Some Palestinians leave Rafah refuge, fearing Israeli assault

By Mohammad Salem

RAFAH, Gaza Strip (Reuters) - Nahla Jarwan fled her home in the central Gaza Strip to seek refuge in Rafah - like more than 1 million other Palestinians escaping Israel's military offensive.

Now, as Israeli shells crash into Rafah, Jarwan said she is going back to an area she fled, even though nowhere is safe.

She is one of dozens of people who residents said were leaving Rafah on Tuesday after Israeli shelling and air strikes in recent days.

"I fled Al-Maghazi, came to Rafah, and here I am, returning to Al-Maghazi," said Jarwan, referring to the refugee camp from which she fled earlier in the conflict.

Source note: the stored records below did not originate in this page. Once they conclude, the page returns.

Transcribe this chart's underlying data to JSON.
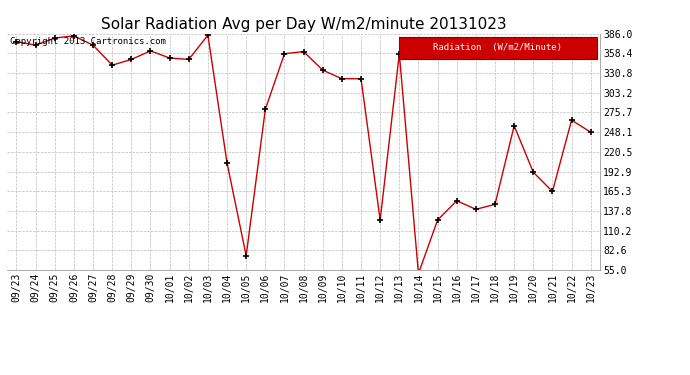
{
  "title": "Solar Radiation Avg per Day W/m2/minute 20131023",
  "copyright": "Copyright 2013 Cartronics.com",
  "legend_label": "Radiation  (W/m2/Minute)",
  "x_labels": [
    "09/23",
    "09/24",
    "09/25",
    "09/26",
    "09/27",
    "09/28",
    "09/29",
    "09/30",
    "10/01",
    "10/02",
    "10/03",
    "10/04",
    "10/05",
    "10/06",
    "10/07",
    "10/08",
    "10/09",
    "10/10",
    "10/11",
    "10/12",
    "10/13",
    "10/14",
    "10/15",
    "10/16",
    "10/17",
    "10/18",
    "10/19",
    "10/20",
    "10/21",
    "10/22",
    "10/23"
  ],
  "y_values": [
    375.0,
    370.0,
    380.0,
    383.0,
    370.0,
    342.0,
    350.0,
    362.0,
    352.0,
    350.0,
    384.0,
    205.0,
    75.0,
    280.0,
    358.0,
    361.0,
    335.0,
    323.0,
    323.0,
    125.0,
    358.0,
    50.0,
    125.0,
    152.0,
    140.0,
    147.0,
    257.0,
    192.0,
    165.0,
    265.0,
    248.0
  ],
  "line_color": "#cc0000",
  "marker_color": "#000000",
  "background_color": "#ffffff",
  "grid_color": "#bbbbbb",
  "ylim_min": 55.0,
  "ylim_max": 386.0,
  "yticks": [
    55.0,
    82.6,
    110.2,
    137.8,
    165.3,
    192.9,
    220.5,
    248.1,
    275.7,
    303.2,
    330.8,
    358.4,
    386.0
  ],
  "legend_bg_color": "#cc0000",
  "legend_text_color": "#ffffff",
  "title_fontsize": 11,
  "tick_fontsize": 7,
  "copyright_fontsize": 6.5
}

"Last night in Rafah was very tough. We're going back to Al-Maghazi out of fear - displaced from one area to another; hopefully Al-Maghazi area would safe, God willing."

"Wherever we go, there is no safety," she said.

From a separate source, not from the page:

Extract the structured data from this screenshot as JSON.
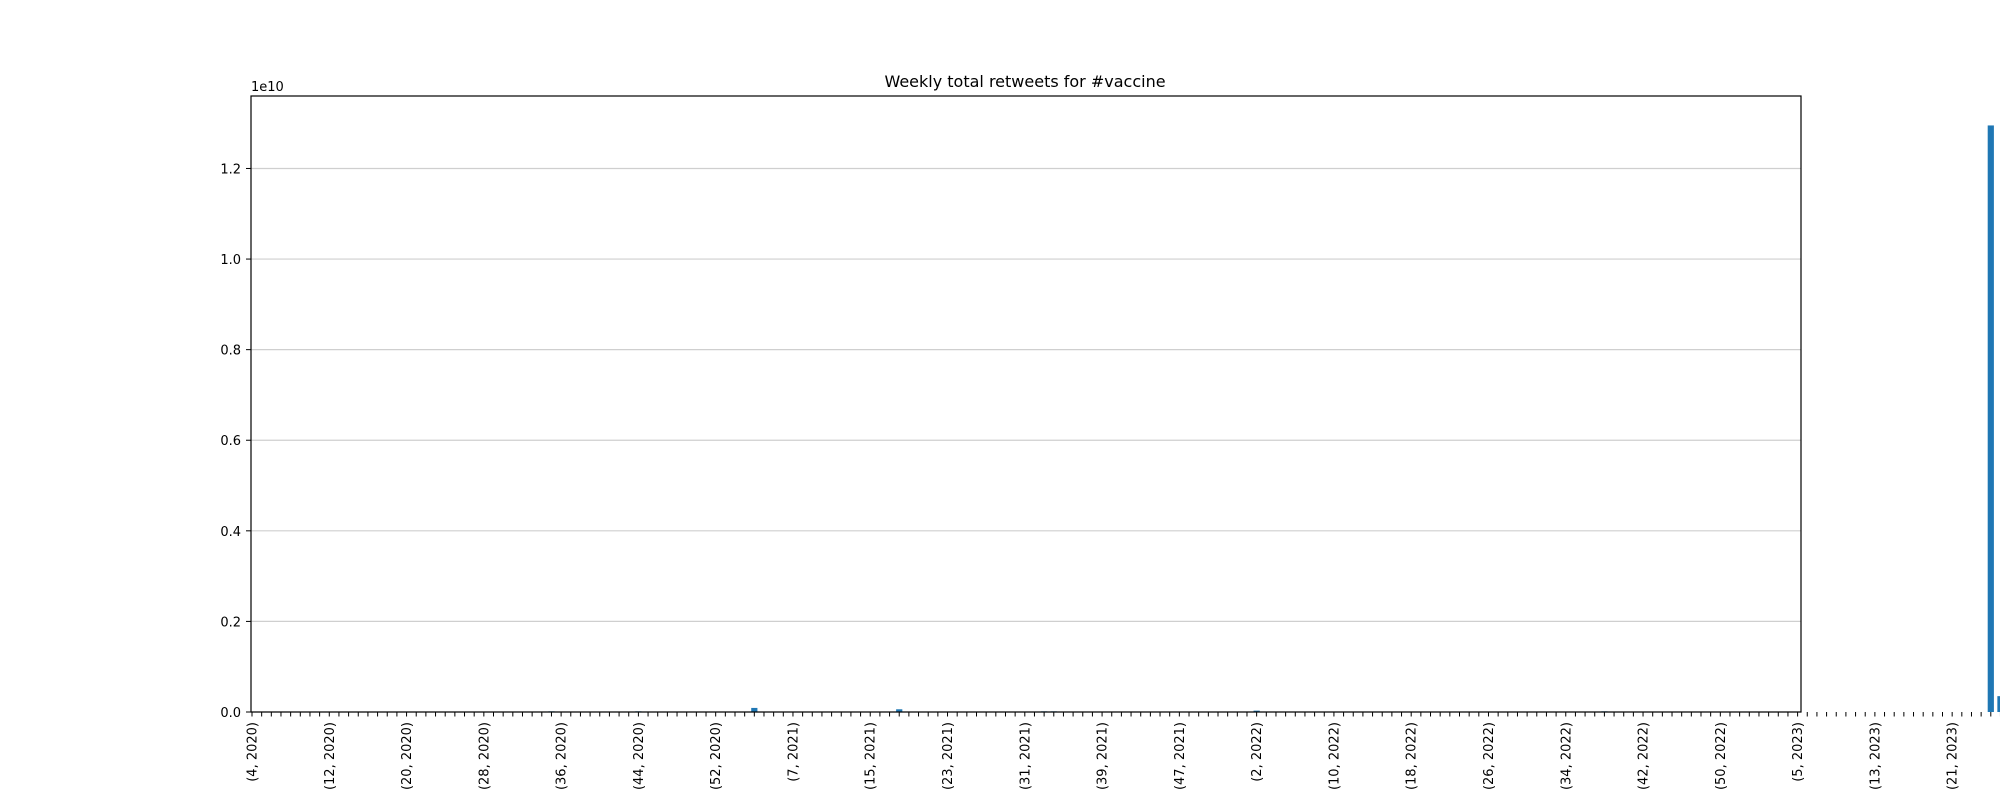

Describing Rafah as Hamas' "last bastion", Israel plans to expand its offensive there to try to eradicate the group behind the Oct. 7 attack on southern Israel in which 1,200 people were killed and over 250 abducted, according to Israeli tallies.

For Palestinians, Rafah at the southern end of the Gaza Strip has provided sanctuary from an Israeli offensive which has killed more than 28,000 people, according to health authorities in the Hamas-run Gaza Strip.

UNRWA, a U.N. agency which provides Palestinians with aid and essential services, says there are nearly 1.5 million people in Rafah, six times the population compared to before Oct. 7.

Israeli tanks shelled the eastern sector of Rafah city overnight, residents reported, though the anticipated ground offensive did not appear to have started.

Israeli Prime Minister Benjamin Netanyahu's office has said it has ordered the army to develop a plan to evacuate Rafah.


Sitting in a car crammed with possessions ready to depart, Jarwan said she hoped for a quick end to the war.

"We're tired of fleeing from one city to another," she said. "I'm hoping the world stands with us and looks at us with a kind, merciful eye."

Describing Palestinian victims as martyrs, she said: "We're tired - we're always crying. Martyrs, shelling, destruction, death, starvation, thirst, there is no food."

U.S. President Joe Biden has told Netanyahu that Israel should not proceed with an operation in Rafah without a plan to ensure the safety of people sheltering there.

Aid officials and foreign governments say there is nowhere for them to go. Egypt has said it will not allow an exodus of Palestinian refugees to cross into its territory.

Momen Shbair said he would return to Khan Younis, about eight km (five miles) away, after what he also described as a tough night in Rafah.

"We're lost. We don't know where to go. I pray that the whole world pressures Israel to end the war," he said, driving a donkey cart along a sand road by the sea.

"We're tired (of going) from one place to another."